FEMA In Talks To Settle Sandy Flood Insurance Claims
STEVE INSKEEP, HOST:
Some other news, Superstorm Sandy victims say widespread fraud cost them tens of thousands of dollars. The Federal Emergency Management Agency has been holding talks with their lawyers. And these settlement talks are expected to lead to arrests, as well as more money for thousands of homeowners and major reforms. From member station WSHU, Charles Lane reports.
CHARLES LANE, BYLINE: After Sandy, insurance companies sent engineers to verify damage. But many homeowners were shocked when those engineering reports came back saying Sandy didn't cause the damage. What dozens of homeowners say they learned later was that those reports were either written before the engineers even showed up or they were altered in order to deny claims and lowball insurance payouts. Insurance companies and engineering firms deny this. But FEMA is negotiating a sweeping settlement as if the allegations are true. Steve Mostyn is the lead lawyer for the homeowners already in litigation, but he says this future settlement will likely include many more Sandy victims.
STEVE MOSTYN: In regards to those who are not in litigation who FEMA wants to address any underpayments or fraud that may have occurred, they've expressed to me that that's their desire.
LANE: Citing ongoing talks, FEMA declined to comment.

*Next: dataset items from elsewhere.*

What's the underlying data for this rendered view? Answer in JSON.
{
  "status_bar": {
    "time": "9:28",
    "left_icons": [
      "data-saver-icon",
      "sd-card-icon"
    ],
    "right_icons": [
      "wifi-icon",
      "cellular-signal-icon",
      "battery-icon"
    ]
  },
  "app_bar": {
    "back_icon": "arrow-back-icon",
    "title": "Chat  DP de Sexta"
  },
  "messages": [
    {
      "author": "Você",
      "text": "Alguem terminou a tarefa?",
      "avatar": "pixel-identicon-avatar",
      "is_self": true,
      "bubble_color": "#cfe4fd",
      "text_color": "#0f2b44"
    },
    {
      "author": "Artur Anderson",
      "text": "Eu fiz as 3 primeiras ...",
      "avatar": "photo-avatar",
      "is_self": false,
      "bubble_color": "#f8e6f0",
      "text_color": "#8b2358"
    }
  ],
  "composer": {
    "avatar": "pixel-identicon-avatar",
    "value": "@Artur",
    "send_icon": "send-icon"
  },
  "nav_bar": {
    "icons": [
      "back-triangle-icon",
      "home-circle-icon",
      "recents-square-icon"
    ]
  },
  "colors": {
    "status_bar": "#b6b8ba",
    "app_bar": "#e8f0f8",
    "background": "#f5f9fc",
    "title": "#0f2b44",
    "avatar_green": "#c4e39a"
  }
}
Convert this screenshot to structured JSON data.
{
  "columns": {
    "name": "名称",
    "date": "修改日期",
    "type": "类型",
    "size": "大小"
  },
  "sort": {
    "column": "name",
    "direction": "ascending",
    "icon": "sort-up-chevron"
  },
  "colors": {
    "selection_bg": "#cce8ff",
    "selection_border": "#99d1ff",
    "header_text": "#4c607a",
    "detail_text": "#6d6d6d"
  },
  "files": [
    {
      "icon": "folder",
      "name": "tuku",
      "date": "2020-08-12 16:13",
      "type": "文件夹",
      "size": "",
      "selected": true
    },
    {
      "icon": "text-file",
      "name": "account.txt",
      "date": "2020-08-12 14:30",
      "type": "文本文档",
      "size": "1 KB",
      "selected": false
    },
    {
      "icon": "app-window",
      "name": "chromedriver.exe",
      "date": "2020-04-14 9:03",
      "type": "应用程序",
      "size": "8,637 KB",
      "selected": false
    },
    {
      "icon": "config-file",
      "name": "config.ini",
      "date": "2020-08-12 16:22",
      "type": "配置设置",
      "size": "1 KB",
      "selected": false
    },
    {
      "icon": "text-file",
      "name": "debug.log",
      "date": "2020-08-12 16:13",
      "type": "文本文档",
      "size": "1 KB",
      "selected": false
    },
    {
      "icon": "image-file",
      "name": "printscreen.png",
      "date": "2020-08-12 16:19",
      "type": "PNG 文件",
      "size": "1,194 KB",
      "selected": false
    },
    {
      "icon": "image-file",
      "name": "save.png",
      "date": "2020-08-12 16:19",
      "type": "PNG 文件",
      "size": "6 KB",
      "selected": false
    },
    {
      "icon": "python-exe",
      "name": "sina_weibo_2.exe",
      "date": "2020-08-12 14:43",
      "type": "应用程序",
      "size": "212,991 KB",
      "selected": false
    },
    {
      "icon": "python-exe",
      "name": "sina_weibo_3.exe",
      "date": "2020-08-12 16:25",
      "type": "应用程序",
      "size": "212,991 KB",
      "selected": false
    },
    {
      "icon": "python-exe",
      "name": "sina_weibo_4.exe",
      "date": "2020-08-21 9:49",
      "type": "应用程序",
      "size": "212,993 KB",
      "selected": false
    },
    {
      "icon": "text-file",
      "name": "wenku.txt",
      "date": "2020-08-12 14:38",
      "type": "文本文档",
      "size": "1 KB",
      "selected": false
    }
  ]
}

But it pointed to a letter indicating they want to resolve all questionable insurance claims. Sandy damaged some 500,000 homes and businesses in New York and New Jersey. It's unclear how many of those will receive extra payouts. But Mostyn says victims will not need a lawyer in order to get paid. Mostyn also expects the settlements to include arrests of people at engineering firms.
MOSTYN: If you alter a document, if you perform an inspection without an engineering license, those types of things are in the criminal statute.
LANE: New York's attorney general seized documents from one engineering firm on Wednesday. That firm has denied wrongdoing, but an engineer who worked at that firm testified that his reports were altered after he submitted them. In its letter to the court last week, FEMA wrote that it wants to repair the faith lost by flood policyholders. To do that, Mostyn says, FEMA is conducting a review of the entire program.
MOSTYN: So how do we stop this from happening again? Those conversations on reform are sprinkled in because we were explaining how the process went. And a lot of this information has not made it up to the top of FEMA and is now making it up to the top of FEMA.
LANE: Insurance companies within the federal flood program say FEMA has begun questioning litigation costs and overall trying to get a better handle on how insurance companies administer the program. For NPR News, I'm Charles Lane in New York.
NPR transcripts are created on a rush deadline by Verb8tm, Inc., an NPR contractor, and produced using a proprietary transcription process developed with NPR. This text may not be in its final form and may be updated or revised in the future. Accuracy and availability may vary. The authoritative record of NPR’s programming is the audio record.
Correction Feb. 20, 2015
An earlier version of this story incorrectly stated that the National Flood Insurance Program is taxpayer-funded. In fact, most of its funding comes from insurance premiums and fees — though the federal government does subsidize the program.